The post-Brexit trade deal was passed by 521 to 73 votes in the UK’s House of Commons on Wednesday. It will now pass to the House of Lords for approval later on Wednesday, before becoming law at around midnight.
UK Prime Minister Boris Johnson has also now signed the legislation approved by parliament, implementing the trade deal agreed with the European Union last Thursday (Christmas Eve). It was also signed earlier by EU officials.
The British government is pushing all stages of the 85-page European Union (Future Relationship) Bill through the Commons and the House of Lords in one day, before the EU trade deal takes effect at 11pm (UK time) on Thursday. At that hour – midnight in Brussels – the UK will be entirely out of the EU, and which follows on from an 11-month Transition Period since Brexit took legal effect, and over four years after the British public voted to leave in a divisive referendum in 2016.
With both the UK and the EU having signed the agreement today, it ends over four years of negotiation and safeguards nearly $1 trillion of annual trade.
Both sides have said it is a chance to begin a new chapter in a relationship forged as Europe rebuilt after World War Two, but which has often seen the UK as a reluctant participant in ever-tighter political and economic integration.
Johnson said in parliament that he hoped to work ‘hand in glove’ with the EU when its interests aligned, using the UK’s new-found sovereignty to reshape the British economy. ‘Brexit is not an end but a beginning,’ he said. ‘The responsibility now rests with all of us to make the best use of the powers that we regain, the tools that we’ve taken back into our hands.’

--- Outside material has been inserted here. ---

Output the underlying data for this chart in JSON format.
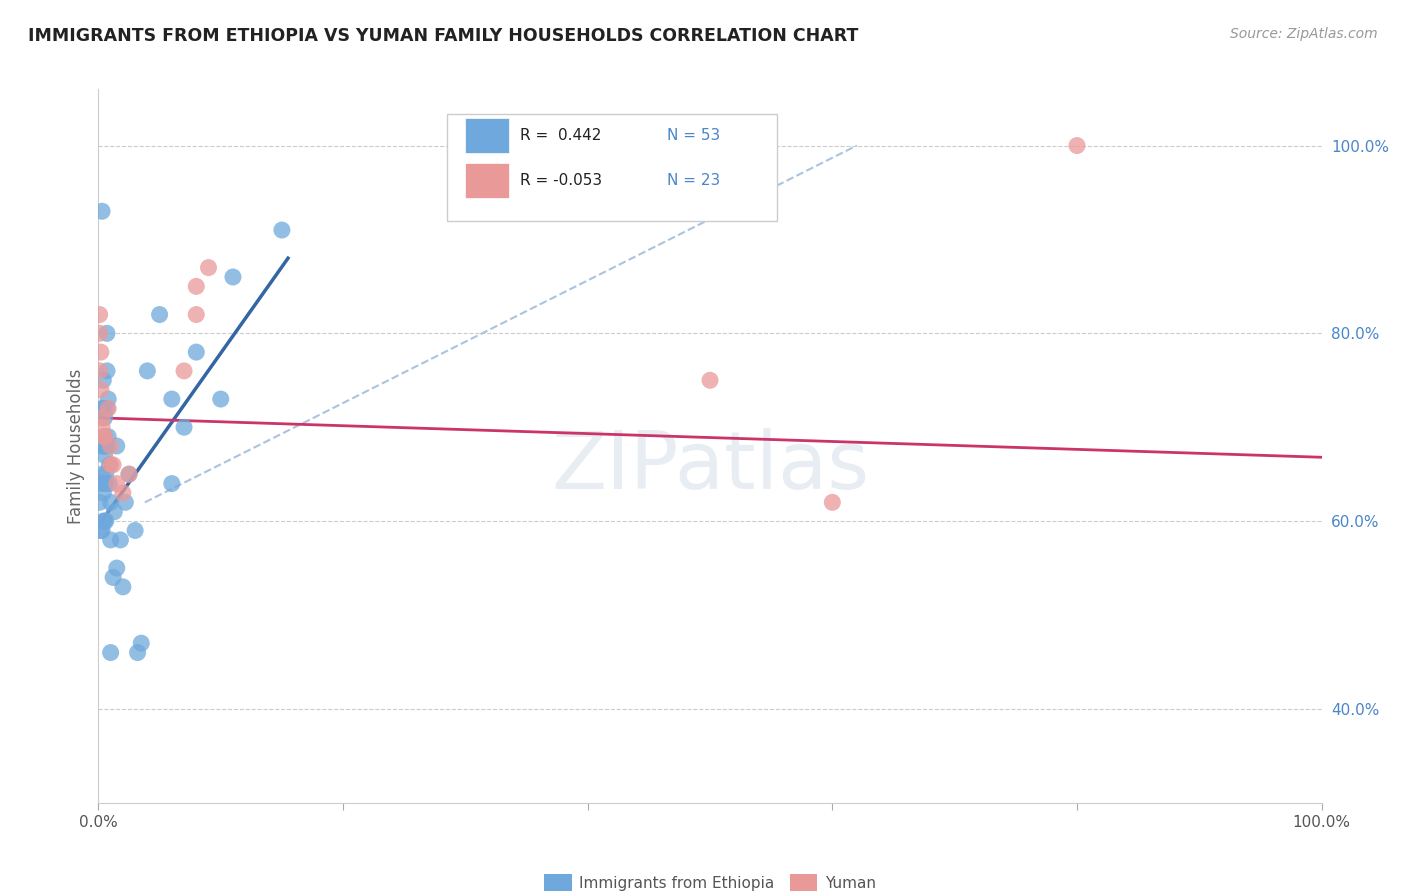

The trade deal has been criticised on several fronts since it was agreed on 24 December. The opposition Labour Party has said that it is ‘too thin’ and doesn’t protect trade in services, while UK fishermen complain that Johnson has sold out their interests. Northern Ireland’s status remains subject to much uncertainty. At the time of this report, an agreement on the status of Gibraltar is also still to be reached.
EU leaders Ursula von der Leyen and Charles Michel signed the trade deal in a brief ceremony earlier on Wednesday. The texts were then flown to London in a British Royal Air Force jet for the signature of Boris Johnson, and who signed the agreement at around 3pm. Then the RAF jet took a signed copy back to Brussels. The deal will be in place until the end of February, pending final approval by the European Parliament to make it permanent.
‘It is of the utmost importance for the European Union and the United Kingdom to look forward, in view of opening a new chapter in their relations,’ the EU said in a statement.
The new partnership agreement will regulate ties from 1 January on everything from trade to transport, energy links and fishing.
The full consequences of the agreement will only become apparent over the coming months, and UK businesses could still be grappling with the kind of customs red tape that they have avoided for decades in trading across the Channel.
From 1 January, there will no longer be free movement of people from Britain to the EU or vice versa.
The UK government is also pulling out of the European student exchange programme, Erasmus, that tens of thousands of young people have benefited from over the years. Many British owners of European holiday homes are also finding that unless they apply for residency permits, they will face limits on how often they can visit their properties.